The Bank of England is widely expected to hold its key interest rate at 3.75% when the Monetary Policy Committee concludes its two-day meeting Thursday, a decision that would keep the central bank on a different course from the European Central Bank, which raised its benchmark rate a week earlier. The ECB’s increase — its first in more than three years — was driven by an inflation pickup linked to elevated energy prices from the ongoing conflict in the Middle East.

While the BOE is also contending with higher energy costs, most of its policymakers see clearer signs of economic weakness than their counterparts in Frankfurt. Figures released Friday showed the U.K. economy contracted in April, after starting the year with growth. The eurozone economy also recorded a contraction in the first quarter, but ECB President Christine Lagarde attributed that to what she called a “temporary” setback in Ireland and added that growth is not under “significant threat.”

“We think those advocating for a hold at next week’s meeting will signal that they remain open to tightening policy later this year,” said Edward Allenby, an economist at Oxford Economics.

The decision is unlikely to be unanimous. BOE Chief Economist Huw Pill is expected to vote for raising the key rate to 4% from 3.75%, and a number of economists expect Megan Greene to join him, with other dissents possible.

For now, however, a majority of the MPC’s nine members sees only a moderate risk that the rise in energy prices since the Iran war began will lead to a pickup in wages that prompts businesses to raise their prices to protect profit margins. They assess a jobs market that has weakened significantly in recent months, making workers more cautious about pushing hard for pay increases. Consumer demand remains weak, and policymakers doubt that businesses will risk losing customers by raising prices rapidly.

A survey conducted by the BOE in April found that most U.K. businesses expected their profit margins to shrink as a result of the war, an indication that they do not believe they have significant pricing power. “We doubt businesses will be able to make a series of price hikes stick or be able to afford to raise wage growth,” said Ruth Gregory, an economist at Capital Economics.
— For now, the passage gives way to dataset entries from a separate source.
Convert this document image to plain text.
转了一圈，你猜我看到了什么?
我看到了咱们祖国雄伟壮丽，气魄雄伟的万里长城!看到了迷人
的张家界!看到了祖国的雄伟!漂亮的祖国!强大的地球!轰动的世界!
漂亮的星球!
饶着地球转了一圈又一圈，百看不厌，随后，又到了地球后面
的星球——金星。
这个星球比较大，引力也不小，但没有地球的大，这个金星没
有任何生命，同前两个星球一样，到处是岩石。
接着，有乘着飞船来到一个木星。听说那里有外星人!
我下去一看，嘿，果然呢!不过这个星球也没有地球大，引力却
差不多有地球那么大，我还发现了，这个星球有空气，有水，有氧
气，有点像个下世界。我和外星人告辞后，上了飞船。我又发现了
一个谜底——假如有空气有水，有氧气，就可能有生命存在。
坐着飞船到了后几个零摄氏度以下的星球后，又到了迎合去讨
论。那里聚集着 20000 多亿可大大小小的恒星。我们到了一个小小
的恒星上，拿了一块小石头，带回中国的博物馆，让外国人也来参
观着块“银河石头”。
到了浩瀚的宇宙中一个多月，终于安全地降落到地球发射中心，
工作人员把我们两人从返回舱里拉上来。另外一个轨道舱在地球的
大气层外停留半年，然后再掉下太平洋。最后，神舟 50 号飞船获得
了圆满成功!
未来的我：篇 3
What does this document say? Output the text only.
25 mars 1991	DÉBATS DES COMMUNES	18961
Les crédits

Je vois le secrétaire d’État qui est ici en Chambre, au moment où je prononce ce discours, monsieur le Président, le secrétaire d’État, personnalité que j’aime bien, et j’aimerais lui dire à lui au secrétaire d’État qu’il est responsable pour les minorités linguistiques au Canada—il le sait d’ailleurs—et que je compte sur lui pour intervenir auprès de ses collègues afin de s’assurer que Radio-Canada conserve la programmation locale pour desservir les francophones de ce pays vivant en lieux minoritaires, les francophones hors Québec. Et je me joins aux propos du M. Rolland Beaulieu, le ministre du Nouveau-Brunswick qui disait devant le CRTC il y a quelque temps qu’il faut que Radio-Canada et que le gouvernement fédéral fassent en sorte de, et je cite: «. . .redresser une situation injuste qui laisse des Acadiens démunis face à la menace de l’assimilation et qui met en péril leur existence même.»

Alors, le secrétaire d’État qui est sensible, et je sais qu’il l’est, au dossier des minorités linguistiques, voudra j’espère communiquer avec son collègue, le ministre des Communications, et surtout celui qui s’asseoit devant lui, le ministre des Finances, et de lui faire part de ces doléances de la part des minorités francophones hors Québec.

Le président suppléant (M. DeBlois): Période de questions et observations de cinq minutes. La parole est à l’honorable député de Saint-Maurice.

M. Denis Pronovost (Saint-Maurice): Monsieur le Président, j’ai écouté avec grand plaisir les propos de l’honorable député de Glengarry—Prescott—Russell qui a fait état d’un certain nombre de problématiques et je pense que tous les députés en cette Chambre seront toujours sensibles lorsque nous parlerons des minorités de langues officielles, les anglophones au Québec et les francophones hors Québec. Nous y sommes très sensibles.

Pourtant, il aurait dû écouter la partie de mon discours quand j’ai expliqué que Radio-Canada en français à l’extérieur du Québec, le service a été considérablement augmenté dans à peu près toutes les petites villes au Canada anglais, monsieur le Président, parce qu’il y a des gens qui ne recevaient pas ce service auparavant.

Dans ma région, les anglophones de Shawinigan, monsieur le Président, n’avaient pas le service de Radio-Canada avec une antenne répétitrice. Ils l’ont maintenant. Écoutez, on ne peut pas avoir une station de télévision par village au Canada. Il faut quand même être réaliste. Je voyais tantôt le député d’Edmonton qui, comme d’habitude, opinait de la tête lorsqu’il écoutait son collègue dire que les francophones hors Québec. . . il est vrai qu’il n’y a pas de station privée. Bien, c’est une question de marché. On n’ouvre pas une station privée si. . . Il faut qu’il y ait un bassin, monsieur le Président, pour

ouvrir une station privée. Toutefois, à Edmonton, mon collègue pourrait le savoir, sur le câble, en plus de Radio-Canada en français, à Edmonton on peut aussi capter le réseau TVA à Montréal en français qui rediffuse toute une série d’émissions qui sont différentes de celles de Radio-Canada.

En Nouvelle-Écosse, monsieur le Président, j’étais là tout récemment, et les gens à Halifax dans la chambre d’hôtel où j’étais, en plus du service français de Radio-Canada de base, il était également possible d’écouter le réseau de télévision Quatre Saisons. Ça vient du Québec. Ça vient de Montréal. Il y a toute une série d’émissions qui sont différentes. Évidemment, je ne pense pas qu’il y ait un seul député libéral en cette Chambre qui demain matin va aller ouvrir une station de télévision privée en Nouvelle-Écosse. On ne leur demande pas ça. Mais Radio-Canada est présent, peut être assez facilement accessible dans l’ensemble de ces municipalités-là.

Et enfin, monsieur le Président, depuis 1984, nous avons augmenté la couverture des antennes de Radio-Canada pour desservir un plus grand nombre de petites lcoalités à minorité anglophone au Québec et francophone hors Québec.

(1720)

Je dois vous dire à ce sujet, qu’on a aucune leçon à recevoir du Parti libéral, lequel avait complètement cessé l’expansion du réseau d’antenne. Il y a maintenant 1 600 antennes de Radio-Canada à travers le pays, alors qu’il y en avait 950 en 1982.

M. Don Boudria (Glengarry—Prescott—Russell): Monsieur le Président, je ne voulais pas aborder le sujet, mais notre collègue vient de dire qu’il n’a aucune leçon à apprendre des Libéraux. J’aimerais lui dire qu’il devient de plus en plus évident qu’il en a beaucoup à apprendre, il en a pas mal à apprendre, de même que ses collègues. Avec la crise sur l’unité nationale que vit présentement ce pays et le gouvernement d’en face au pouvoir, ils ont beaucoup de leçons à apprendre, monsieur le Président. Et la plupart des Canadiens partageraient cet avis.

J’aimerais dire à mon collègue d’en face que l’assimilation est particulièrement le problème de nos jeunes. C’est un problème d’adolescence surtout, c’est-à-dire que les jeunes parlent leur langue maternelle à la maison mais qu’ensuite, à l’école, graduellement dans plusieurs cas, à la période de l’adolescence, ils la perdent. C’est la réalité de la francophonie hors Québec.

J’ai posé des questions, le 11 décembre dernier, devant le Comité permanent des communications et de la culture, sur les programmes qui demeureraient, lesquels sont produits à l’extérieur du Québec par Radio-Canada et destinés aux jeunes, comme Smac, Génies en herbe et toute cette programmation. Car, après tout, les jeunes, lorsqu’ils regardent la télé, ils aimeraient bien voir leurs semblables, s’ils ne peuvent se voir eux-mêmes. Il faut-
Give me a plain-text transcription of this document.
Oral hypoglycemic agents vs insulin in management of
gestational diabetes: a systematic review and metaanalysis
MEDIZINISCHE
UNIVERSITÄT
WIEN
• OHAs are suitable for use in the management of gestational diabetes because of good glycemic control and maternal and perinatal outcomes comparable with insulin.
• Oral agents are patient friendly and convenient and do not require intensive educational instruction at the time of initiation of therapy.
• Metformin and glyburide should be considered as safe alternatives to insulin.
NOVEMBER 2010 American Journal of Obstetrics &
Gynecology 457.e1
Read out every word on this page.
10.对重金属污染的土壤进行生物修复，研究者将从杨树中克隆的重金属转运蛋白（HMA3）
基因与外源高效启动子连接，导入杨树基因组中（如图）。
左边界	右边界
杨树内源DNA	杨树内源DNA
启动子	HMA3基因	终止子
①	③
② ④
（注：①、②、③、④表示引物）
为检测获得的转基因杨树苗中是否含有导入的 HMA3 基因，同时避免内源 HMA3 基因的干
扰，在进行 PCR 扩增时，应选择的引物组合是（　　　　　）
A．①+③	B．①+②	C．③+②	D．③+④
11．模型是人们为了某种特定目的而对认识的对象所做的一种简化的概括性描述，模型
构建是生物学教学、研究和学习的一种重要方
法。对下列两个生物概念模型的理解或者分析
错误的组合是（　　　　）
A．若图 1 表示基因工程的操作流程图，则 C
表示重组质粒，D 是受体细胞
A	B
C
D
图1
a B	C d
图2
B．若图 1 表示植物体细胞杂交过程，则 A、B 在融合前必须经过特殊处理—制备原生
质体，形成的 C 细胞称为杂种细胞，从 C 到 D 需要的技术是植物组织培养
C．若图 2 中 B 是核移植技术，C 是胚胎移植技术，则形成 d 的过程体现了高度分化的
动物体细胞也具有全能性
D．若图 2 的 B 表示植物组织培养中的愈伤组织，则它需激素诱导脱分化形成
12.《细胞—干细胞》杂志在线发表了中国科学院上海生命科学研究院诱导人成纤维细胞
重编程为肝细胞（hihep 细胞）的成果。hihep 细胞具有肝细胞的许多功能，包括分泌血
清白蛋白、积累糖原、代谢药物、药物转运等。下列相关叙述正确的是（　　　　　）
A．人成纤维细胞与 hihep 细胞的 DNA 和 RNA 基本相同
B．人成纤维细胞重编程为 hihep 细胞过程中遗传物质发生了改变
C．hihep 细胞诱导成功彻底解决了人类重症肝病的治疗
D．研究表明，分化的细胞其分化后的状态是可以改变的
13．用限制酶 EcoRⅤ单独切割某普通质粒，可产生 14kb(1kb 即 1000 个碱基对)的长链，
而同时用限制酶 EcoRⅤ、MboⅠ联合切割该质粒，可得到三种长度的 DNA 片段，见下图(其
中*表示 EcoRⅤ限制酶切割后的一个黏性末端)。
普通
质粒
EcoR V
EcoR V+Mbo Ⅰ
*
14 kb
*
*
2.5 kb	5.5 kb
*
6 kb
The BOE’s key rate was at a level that policymakers judged to be restraining activity and cooling inflation when the Iran war began. They had been expecting to cut it by half a percentage point this year. By contrast, the ECB’s key rate was at a level that neither restrained nor encouraged growth, and policymakers had appeared content to leave it unchanged.

A number of BOE policymakers have argued in recent speeches that simply removing the prospect of future cuts has already tightened policy, a restraint on activity reinforced by a sharp rise in government bond yields that has made borrowing more expensive for households and businesses. There is little immediate desire to add to that tightness in the absence of clear signs of second-round effects.

Whether the BOE raises rates later this year likely depends on the trajectory of the Middle East conflict. If the crisis is resolved soon, a rate rise appears less probable. If the Strait remains largely closed to shipping, an increase in borrowing costs becomes more likely.